- Born: Ana Khouri March 5, 1981 (age 44)
- Occupation: Jewellery designer
- Website: anakhouri.com

= Ana Khouri =

Jewellery designer (born 1981)

Ana Khouri (born March 5, 1981) is a New York-based jewelry designer.

Khouri works with gemstones, 18K gold, or platinum. Her range includes ear cuffs. Rather than release of seasonal collections, Khouri focuses on limited editions.

==Early life and education==
Ana Khouri was born in 1981 in São Paulo, Brazil and grew up in Londrina. Her father is an engineer.

She studied sculpture at art school and holds a degree in Fine Arts at FAAP. Khouri studied gemology at the Gemological Institute of America and also studied at the Parsons School of Design in New York. Additionally, Khouri completed a course in jewelry design from London's Central Saint Martins, and has studied under Hermès.

==Career==
Khouri has been sculpting and working on individual special projects since 2002.

She moved to New York in 2012.

Her namesake collection was launched in the US in 2013.

As of 2014, Ana Khouri presents installations once a year during Paris Haute Couture at the Musée des Arts Décoratifs. These presentations center on a single concept that informs the designs, displays, and settings of the collection.

She held her first solo exhibition at Phillips Auction House, New York, in September 2018. It was a four-day exhibition followed by Khouri's second four-day exhibition at the London-based Phillips Auction House in September 2019, showcasing the artist's jewelry and sculptural works.

In 2019, Khouri held a jewelry exhibition at the Musée des Arts Décoratifs, Paris.

Khouri is a member of CFDA and the second contemporary jeweler to garner distinction at Phillips.

===Collaborations===
Khouri has worked in collaboration with fashion designer Narciso Rodriguez, contributing pieces to complement his Spring/Summer '16 collection and again for Fall/Winter '16. Ana partnered with Dover Street Market in New York for the release of her 2015 and 2016 pieces, and again in 2017 for the release of her first Haute Joaillerie installation in London. In 2016, the designer launched a bridal collection with Barneys New York. In 2018, Khouri was hosted by Phillips for a selling exhibition titled Jewels Now dedicated to the work of the visionary jewelry designer. The subsequent year, in 2019, Phillips London headed "Ana Khouri: Jewels as Art," the first show of its kind held in London, which showcased the full retrospective of the designer's work.

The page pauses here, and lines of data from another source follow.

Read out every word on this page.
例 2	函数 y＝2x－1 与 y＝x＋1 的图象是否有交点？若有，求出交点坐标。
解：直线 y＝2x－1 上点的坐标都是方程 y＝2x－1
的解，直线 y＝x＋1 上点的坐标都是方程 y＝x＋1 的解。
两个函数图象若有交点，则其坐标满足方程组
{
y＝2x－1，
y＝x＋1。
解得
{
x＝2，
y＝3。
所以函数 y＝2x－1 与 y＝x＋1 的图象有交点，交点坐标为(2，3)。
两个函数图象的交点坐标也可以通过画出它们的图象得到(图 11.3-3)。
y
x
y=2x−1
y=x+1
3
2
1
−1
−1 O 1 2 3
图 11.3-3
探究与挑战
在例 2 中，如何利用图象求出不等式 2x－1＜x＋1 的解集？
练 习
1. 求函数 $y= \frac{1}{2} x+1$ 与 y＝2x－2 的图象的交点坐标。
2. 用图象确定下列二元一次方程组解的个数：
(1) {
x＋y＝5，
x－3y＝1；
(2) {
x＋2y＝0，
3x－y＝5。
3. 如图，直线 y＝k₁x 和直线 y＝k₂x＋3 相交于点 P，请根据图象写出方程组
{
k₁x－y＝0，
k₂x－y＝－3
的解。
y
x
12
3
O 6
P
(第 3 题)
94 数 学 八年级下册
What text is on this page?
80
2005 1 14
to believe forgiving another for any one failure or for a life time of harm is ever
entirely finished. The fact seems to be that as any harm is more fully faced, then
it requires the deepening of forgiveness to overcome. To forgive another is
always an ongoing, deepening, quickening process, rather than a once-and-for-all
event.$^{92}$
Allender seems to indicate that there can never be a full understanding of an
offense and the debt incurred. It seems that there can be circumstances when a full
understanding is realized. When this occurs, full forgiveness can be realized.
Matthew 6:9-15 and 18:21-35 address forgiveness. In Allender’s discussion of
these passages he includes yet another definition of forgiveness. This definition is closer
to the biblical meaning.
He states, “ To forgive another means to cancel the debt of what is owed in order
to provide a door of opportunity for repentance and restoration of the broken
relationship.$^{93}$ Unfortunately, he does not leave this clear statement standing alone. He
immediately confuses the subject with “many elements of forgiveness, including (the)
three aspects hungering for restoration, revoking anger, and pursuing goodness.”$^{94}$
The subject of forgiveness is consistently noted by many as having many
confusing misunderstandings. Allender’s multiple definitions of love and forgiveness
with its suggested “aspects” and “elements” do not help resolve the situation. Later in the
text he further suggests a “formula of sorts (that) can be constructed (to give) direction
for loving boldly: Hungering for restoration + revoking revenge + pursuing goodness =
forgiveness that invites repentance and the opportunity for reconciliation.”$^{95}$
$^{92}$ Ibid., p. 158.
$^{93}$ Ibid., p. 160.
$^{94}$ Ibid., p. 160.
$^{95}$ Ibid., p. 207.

In 2019, Ana Khouri introduced a special collaboration with The Row, the only contemporary jewelry designer carried there.

=== Philanthropy ===
Spearheaded by Khouri in 2014, Projeto Ovo is a Brazilian non-profit that donates 100% of all sales proceeds to 75 NGOs.

During the COVID-19 pandemic, Khouri created several pieces, including a sapphire ring and a pair of diamond earrings, and donated 100% of their proceeds to Doctors Without Borders and the CFDA Vogue Fashion Fund, respectively.

Khouri has pledged donations to Black Lives Matter, Hetrick-Martin Institute, and Campaign Zero.

=== Media attention ===
Her V-shaped gold Wave Tiara gained her international attention when it became a favorite of Madonna. Later, Jennifer Lawrence wore Khouri's ear cuffs to the premiere of Hunger Games: Catching Fire.

== Awards and recognitions ==
Khouri is the winner of the 2017 ANDAM Accessory Award.

In 2019, she was nominated for the jewelry Design category at the GEM Awards 2020.